A partir de son expérience très forte et très personnelle, Nada Matta signe ici un album dont l’écriture et les illustrations sont particulièrement soignées. Le texte au présent évite tout pathos : il est surtout constitué de notations, de constats liés aux activités que l’on fait quand il n’y a plus d’école, aux sensations comme la couverture qui gratte ou le froid, aux peurs et aux réactions presque animales (se rouler en boule pour n’être qu’un point). Ce texte permet donc au lecteur d’être au plus près du vécu de la fillette, de s’identifier à elle. Il sait aussi user des répétitions et des anaphores pour rendre encore plus sensibles certains termes et donc certaines réalités, le cœur de la maison qui protège, les « parfois » qui rythment le temps, ou les « Comme il n’y a plus… » qui marquent les absences, les privations, les difficultés de la vie matérielle.

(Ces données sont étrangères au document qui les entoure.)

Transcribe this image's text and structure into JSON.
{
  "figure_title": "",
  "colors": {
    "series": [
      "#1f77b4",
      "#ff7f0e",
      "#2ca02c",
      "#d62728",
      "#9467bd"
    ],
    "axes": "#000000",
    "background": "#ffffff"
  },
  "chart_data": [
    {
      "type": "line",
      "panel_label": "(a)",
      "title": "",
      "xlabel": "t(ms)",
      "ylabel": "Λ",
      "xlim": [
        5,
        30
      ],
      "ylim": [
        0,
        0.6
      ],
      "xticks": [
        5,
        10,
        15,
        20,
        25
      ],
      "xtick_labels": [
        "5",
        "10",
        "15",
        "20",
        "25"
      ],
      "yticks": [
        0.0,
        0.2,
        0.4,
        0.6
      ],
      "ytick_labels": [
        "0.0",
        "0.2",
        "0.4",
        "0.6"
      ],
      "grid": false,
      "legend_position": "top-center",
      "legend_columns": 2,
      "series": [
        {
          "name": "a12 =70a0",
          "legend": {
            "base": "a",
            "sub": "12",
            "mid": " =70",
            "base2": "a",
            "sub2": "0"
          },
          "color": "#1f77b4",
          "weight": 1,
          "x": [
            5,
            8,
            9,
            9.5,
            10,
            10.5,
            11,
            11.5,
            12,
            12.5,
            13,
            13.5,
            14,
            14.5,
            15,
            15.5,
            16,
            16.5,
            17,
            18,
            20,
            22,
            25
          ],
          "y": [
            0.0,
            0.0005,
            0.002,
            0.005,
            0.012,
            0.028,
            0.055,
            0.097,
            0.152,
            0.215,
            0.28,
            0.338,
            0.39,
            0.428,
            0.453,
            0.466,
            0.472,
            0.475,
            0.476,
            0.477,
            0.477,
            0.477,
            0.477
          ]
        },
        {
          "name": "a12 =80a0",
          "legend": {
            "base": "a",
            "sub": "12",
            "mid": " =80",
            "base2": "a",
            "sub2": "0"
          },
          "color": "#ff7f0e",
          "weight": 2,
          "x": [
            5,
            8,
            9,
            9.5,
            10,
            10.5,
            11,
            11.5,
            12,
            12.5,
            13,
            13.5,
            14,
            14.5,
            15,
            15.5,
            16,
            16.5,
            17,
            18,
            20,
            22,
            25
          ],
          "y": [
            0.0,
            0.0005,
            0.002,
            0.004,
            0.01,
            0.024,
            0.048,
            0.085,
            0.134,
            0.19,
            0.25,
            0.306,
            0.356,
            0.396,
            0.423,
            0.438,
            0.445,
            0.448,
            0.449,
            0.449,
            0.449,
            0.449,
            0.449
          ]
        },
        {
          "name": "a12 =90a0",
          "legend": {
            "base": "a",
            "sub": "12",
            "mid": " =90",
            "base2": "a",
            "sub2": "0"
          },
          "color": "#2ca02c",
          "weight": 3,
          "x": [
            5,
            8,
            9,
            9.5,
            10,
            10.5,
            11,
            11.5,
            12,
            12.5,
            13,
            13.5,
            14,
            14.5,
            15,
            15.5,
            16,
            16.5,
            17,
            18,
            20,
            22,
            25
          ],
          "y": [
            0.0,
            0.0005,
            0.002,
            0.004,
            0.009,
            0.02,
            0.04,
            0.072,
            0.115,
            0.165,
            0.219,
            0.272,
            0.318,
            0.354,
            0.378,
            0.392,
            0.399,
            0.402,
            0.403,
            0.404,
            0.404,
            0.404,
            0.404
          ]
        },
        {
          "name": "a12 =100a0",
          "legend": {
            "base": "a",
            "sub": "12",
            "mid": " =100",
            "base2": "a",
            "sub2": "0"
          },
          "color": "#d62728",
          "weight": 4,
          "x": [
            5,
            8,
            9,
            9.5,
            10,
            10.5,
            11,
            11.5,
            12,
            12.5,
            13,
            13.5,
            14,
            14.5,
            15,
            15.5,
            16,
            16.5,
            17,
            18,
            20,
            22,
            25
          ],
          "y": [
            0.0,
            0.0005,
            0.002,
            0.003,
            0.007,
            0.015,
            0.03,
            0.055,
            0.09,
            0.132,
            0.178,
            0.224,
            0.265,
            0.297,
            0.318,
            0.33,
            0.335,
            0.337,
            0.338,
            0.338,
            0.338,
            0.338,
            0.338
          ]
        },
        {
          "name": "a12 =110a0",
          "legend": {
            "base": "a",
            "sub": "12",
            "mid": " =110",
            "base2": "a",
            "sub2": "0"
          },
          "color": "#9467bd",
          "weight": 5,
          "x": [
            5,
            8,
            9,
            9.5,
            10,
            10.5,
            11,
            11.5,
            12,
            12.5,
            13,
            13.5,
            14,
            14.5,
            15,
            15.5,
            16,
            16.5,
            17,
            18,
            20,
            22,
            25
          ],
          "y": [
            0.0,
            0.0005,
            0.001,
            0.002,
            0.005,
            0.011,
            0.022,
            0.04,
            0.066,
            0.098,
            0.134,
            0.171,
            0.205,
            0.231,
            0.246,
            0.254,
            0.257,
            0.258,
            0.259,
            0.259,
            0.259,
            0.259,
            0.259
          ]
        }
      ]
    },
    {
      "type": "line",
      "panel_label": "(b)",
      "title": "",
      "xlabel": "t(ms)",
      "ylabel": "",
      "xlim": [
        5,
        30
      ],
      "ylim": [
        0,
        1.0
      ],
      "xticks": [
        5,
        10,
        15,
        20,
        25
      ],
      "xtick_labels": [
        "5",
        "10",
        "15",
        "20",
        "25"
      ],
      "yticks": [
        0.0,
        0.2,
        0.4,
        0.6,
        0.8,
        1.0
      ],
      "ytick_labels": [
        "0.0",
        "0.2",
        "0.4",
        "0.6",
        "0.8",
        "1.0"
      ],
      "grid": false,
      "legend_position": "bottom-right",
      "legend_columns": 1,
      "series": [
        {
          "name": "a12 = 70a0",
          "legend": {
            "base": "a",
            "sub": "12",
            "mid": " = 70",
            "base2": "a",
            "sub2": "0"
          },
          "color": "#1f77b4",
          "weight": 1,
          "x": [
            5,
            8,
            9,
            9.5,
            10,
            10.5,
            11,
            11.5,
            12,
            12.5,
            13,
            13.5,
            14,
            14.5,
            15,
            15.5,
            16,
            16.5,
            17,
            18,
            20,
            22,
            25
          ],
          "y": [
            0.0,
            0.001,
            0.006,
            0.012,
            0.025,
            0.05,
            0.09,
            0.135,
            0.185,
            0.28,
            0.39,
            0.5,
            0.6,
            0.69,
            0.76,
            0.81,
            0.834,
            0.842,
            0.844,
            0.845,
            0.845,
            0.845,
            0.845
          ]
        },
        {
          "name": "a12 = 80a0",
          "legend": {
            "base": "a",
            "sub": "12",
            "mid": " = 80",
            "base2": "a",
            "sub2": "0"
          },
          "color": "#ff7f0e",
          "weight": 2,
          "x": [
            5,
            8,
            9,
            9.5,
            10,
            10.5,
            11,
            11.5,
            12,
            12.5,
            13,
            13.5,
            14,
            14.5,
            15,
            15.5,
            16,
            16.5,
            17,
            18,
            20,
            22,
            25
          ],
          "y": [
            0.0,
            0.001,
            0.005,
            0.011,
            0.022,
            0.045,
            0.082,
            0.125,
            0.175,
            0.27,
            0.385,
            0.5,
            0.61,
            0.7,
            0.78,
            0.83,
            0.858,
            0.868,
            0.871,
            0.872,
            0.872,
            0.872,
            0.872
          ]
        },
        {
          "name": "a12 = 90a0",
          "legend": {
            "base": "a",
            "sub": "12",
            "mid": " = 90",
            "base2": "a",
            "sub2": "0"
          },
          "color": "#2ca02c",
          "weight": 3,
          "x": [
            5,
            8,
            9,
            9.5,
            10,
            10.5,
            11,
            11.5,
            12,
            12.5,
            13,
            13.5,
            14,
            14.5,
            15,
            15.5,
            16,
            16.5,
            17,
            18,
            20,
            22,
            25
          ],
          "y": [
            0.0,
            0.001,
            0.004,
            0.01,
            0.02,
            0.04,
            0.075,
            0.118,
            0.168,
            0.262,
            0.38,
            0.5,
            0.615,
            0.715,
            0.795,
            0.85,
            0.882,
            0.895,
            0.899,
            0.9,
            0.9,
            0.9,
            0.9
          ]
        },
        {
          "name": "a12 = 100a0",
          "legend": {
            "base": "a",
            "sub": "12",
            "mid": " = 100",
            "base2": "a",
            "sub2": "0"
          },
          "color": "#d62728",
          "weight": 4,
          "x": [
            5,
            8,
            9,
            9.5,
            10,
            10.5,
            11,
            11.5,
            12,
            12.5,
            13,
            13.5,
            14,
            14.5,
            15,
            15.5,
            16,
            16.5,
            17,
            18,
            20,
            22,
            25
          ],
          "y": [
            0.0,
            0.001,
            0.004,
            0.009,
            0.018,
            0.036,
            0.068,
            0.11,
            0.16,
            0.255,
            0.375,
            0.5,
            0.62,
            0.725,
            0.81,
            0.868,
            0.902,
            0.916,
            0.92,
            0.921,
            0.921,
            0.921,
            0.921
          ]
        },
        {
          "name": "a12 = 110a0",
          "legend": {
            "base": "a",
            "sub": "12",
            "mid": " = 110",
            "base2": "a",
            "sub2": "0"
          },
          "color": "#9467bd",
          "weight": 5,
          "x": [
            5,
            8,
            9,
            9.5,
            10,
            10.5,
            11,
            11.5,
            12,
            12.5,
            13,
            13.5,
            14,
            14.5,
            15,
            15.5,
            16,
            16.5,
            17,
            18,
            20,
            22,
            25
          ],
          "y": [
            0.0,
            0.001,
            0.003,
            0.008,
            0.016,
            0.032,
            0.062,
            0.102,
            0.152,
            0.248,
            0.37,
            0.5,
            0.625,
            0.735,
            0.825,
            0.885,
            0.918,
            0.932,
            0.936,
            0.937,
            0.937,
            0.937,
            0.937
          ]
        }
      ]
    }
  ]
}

Les illustrations sont de véritables tableaux qui tantôt partent dans l’abstrait (les couleurs de la fête qui font écho à la guerre qui éclate, composition verticale de coulées qui semblent exploser au sol), tantôt au contraire sont très réalistes, comme les nombreux portraits d’enfants ou d’adultes, traités avec une grande humanité. Ces tableaux utilisent aussi toute une riche palette de nuances : des grisailles rehaussées de quelques taches de couleur pour le temps de la guerre, taches de couleur qui explosent en jaune vif  lorsque le texte évoque l’éclairage à la bougie. Le tout se clôt se un magnifique portrait de fillette souriante dont les larmes bleues s’envolent vers le ciel : tout un symbole de cet album à la fois sombre et lumineux, qui parle d’espoir et de la nécessité de sauver tous les enfants de toutes les guerres.

Un album sensible, riche, émouvant et porteur d’espoir, un album pour dire ce que les survivants doivent à celles et à ceux qui ont su leur transmettre les valeurs et l’amour qui leur ont permis de rester vivants, et debout.

Pitié, Juliette ! / Allez, Churros !

Pitié, Juliette ! / Allez, Churros !
Tristan Koëgel/ Raphaël Frier
Rouergue (boomerang), 2021

Point de vue animal, point de vue enfantin

Par Anne-Marie Mercier

Churros est un cochon d’Inde ; c’est son point de vue que l’on entend dans une moitié de ce livre (celui-ci fonctionne comme tous ceux de la collection boomerang, mettant chaque texte en vis-à-vis avec un autre). Il se sent vieux et fatigué ; sa « maîtresse » l’exaspère et les amies de celle-ci tout autant, sinon plus. Les situations dans lesquelles Juliette le met (tentative de reproduction, concours de beauté…) sont autant d’épreuves, cauchemardesques pour lui et très drôles pour le lecteur; Churros s’en sort de manière inattendue. Ce tout petit récit est plein de rebondissements et à en plus le mérite de finir bien.
Le point de vue de Juliette est bien différent : loin d’être, comme le croit Churros, en adoration devant son hamster bougon, elle se sert de lui, aussi bien pour tenter de combler sa frustration de ne pas avoir pu convaincre ses parents de l’inscrire à des cours d’équitation que pour entrer en relation de compétition avec d’autres filles. Et si tout finit bien, ce n’est pas de tout pour le motif que croit deviner Churros.
C’est drôle, surprenant, bien raconté (la « voix » du vieux hamster est très réussie, de même que celle de la pauvre Juliette) ; c’est aussi truffé d’exemples de malentendus entre gens qui ne se veulent que du bien, que ce soit entre les parents, entre eux et leur enfant, entre enfants et animaux…
Quant à ceux qui ne sont pas si gentils (copine pimbêche, jeune femelle cochon d’Inde prétentieuse… et même parfois Churros lui-même quand on l’énerve), ils sont joliment ridicules.
Cela fait beaucoup de belles petites choses pour un petit livre, et d’autres, pas si petites, à méditer : le traitement des animaux de compagnie, les relations de compétition entre amis, et la difficulté pour les parents de satisfaire les désirs de leurs enfants.